The quest to further improve the quality of crash testing has led the Ford Motor Company to begin development of a ‘virtual’ child to use as a crash test dummy in simulated accidents.
Ford claims it is one of the first research projects to build a digital human model of a child with more lifelike recreations of the skeletal structure, internal organs and brain.
It follows a similar program by the Detroit car-maker to build a digital adult in painstaking detail, which took some 11 years to complete and concluded in 2004.
Ford said it is building the child model to better understand how crash forces affect children and adults differently.
Senior technical leader for safety at Ford Research and Advanced Engineering, Steve Rouhana, said the project began after injury trends showed that children are generally more vulnerable in crashes.
Ford is developing what it calls the “virtual child,” in an attempt to learn very specifically how a child’s body reacts to the type of stresses put on it during a crash.
“This virtual child will allow us to better understand how a real human interacts with a restraint system,” says Dr.

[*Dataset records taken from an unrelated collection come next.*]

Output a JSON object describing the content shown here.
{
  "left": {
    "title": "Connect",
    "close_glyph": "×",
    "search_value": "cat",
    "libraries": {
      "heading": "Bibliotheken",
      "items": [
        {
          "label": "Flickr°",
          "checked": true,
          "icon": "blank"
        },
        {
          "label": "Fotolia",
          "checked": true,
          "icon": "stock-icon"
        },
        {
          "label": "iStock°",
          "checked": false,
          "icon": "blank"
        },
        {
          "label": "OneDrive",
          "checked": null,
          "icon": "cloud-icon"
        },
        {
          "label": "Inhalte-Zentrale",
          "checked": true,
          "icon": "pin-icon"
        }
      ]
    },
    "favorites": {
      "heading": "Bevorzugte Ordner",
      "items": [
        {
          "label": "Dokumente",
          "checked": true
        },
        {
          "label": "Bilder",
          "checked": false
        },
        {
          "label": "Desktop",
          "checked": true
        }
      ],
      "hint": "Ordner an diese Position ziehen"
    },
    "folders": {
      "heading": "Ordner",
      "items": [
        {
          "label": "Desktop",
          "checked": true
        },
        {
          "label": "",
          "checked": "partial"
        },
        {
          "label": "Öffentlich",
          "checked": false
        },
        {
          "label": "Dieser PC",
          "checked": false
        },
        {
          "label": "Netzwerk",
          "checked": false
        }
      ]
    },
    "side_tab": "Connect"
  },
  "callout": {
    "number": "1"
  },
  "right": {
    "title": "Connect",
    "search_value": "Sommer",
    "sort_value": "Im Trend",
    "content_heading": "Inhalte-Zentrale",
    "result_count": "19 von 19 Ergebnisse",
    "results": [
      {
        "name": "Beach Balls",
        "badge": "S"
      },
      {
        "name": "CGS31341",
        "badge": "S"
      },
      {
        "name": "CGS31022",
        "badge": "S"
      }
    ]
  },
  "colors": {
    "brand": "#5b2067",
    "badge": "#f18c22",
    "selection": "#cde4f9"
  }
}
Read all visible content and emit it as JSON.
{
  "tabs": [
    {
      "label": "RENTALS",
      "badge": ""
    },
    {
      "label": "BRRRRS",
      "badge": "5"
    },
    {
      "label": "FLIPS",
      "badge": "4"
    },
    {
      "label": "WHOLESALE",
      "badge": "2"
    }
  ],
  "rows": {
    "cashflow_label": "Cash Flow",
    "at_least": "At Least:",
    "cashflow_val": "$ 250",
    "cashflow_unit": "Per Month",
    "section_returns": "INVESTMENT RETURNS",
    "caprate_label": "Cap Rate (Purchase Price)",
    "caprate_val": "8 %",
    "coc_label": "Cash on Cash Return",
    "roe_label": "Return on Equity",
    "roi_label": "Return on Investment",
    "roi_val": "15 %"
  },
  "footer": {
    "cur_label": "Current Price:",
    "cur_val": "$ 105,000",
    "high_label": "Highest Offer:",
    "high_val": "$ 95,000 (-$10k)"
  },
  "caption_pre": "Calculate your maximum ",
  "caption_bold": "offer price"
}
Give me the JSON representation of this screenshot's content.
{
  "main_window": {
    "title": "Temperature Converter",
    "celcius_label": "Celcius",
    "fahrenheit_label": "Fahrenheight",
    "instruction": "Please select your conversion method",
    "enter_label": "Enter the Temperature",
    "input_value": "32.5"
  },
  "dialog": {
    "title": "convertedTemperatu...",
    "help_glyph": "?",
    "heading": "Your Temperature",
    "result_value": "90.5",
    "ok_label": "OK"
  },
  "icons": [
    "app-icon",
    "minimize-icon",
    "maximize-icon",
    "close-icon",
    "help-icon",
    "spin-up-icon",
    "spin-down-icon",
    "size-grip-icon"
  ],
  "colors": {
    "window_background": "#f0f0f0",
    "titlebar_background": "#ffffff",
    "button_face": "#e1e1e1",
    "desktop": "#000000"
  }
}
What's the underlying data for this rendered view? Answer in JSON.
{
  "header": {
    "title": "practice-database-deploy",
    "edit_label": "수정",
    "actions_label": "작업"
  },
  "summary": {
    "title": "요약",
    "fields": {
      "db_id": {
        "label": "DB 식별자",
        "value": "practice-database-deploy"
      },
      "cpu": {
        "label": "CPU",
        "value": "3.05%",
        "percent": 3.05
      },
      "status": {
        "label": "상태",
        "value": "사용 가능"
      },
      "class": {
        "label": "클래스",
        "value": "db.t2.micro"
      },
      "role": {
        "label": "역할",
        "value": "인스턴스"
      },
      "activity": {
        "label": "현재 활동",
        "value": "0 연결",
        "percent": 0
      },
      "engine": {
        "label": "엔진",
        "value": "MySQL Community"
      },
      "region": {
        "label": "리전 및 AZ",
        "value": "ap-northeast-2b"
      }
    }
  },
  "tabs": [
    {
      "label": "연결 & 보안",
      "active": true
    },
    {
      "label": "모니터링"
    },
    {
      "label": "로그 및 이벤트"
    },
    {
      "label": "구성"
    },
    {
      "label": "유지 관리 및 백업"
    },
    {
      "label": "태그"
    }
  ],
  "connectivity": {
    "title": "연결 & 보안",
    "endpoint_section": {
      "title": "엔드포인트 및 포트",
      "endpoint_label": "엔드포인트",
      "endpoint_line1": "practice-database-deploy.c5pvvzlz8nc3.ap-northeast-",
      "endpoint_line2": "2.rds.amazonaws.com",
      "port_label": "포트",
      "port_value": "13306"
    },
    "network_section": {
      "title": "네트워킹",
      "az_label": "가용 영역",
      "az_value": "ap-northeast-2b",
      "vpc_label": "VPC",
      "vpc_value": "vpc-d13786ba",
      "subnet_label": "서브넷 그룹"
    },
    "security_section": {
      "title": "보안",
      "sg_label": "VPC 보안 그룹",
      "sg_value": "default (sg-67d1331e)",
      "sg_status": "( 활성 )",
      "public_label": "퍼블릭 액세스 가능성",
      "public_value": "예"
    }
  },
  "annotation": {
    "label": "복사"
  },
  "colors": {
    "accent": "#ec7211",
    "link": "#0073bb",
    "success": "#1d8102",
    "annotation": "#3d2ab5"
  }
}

Steve Rouhana, Ford’s senior technical leader for passive safety.
The virtual child will not replace crash test dummies, says Ford, but will add to the information they get from testing. Rouhana says it will also allow researchers to do more tests than they could have done before.
“We’ll have 15 different ideas for restraint system tweaking,” he said. “We can test all of those in the virtual world and come up with the best 3 or 4 that we then take to the physical laboratory, and run a physical test with it.”
Ford researchers are currently working with a virtual adult model. It took them 11 years to develop that computer simulation. They are currently going over measurements, MRI’s and other body scans to come up with the virtual child. The company says this project should go faster, but it will still take years.